Do you regularly work outside normal working hours? Chances are that you do.

Developments in technology mean we are more connected and easily contacted than ever before, and it doesn’t look like slowing down anytime soon.

So it’s interesting that, as part of wider employment law reforms, France looks likely to introduce what has been coined the “right to disconnect”. It is understood that Companies of more than 50 people would need to negotiate a “charter of good conduct” with union representatives. This would detail the hours, usually in the evening and over the weekend, when employees are not expected to be connected to their “digital tools” such as smartphones and laptops. In companies of fewer than 50 people, employers would have to release a document detailing the rules. This is in return for changes to the current 35 hour week, which has been met with protests from objectors – no such thing as a free lunch.
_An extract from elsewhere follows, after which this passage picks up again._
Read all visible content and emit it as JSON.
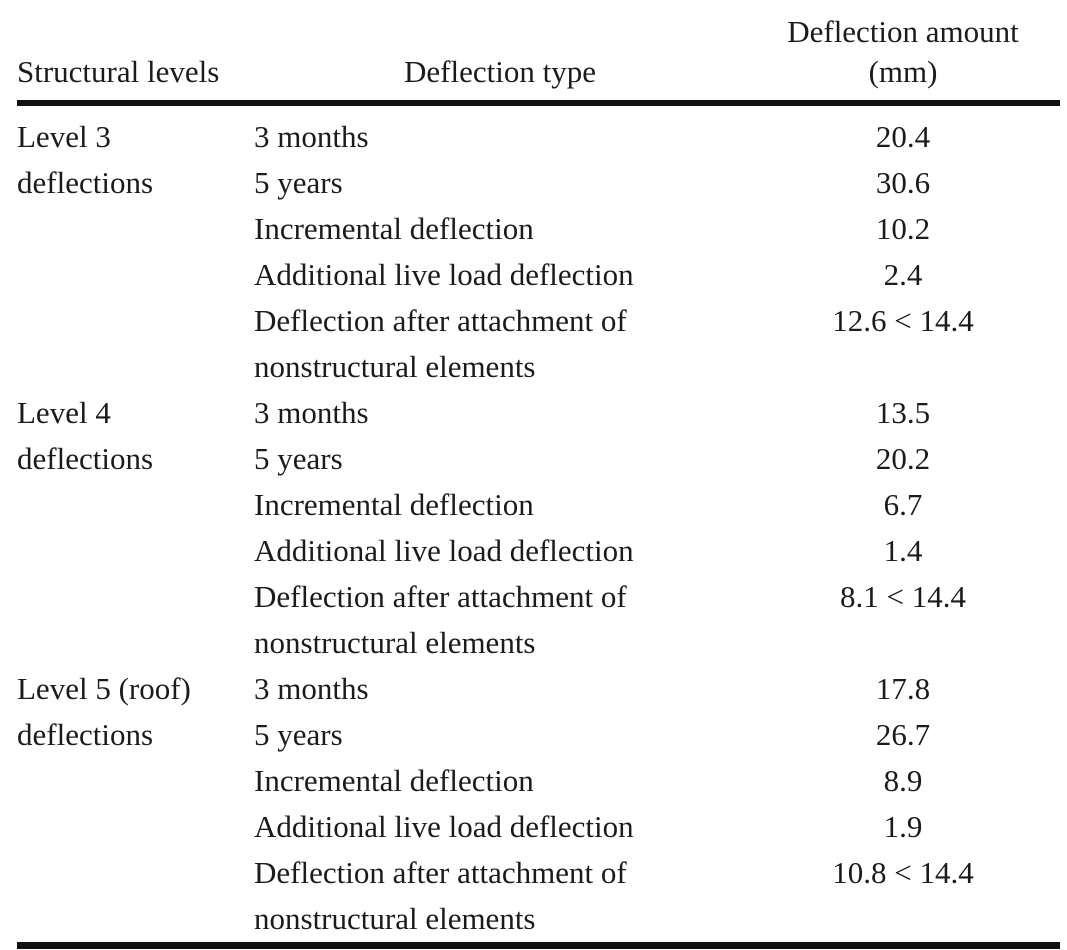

It is unlikely that this will be introduced in the UK. However, there is already some protection regarding working hours, rest breaks and holidays contained in the Working Time Regulations 1998 (WTR).

The underlying rationale for the WTR is the protection of health and safety, which is perhaps the main reason why working extended hours can cause problems for both employees and employers. In short, the WTR sets out minimum requirements in respect of rest breaks at work:

  • 20-minute break every six hours
  • 11 hours daily rest
  • 24-hour weekly rest
  • Maximum 48 hour week

Each of these could be affected by employees continuing to work from home after their normal working day has come to an end. One of the difficulties is monitoring the work carried out away from the office. If an employer knows that their employee is working extended hours away from the office, it is arguable that further investigations should be carried out to see if any steps should be taken to alleviate this, given that they may not be getting the breaks they are entitled to.

Another issue that arises is working whilst on holiday. The WTR entitles an employee to take at least 28 days annual leave in any leave year (subject to pro-rating for part-time employees). Case law from Europe is clear that the purpose of this time is for rest and relaxation from work. If an employee is working whilst on holiday, they will not be getting that rest.

There is also the general duty owed to employees, as required by Health & Safety legislation, to protect the health, safety and wellbeing of their employees. Working extended hours is more likely to increase the risk of stress and absence from work.

There may be all manner of reasons why employees work beyond their normal working day and from home. Care should be taken if this happens to ensure that the welfare of your employees is taken care of.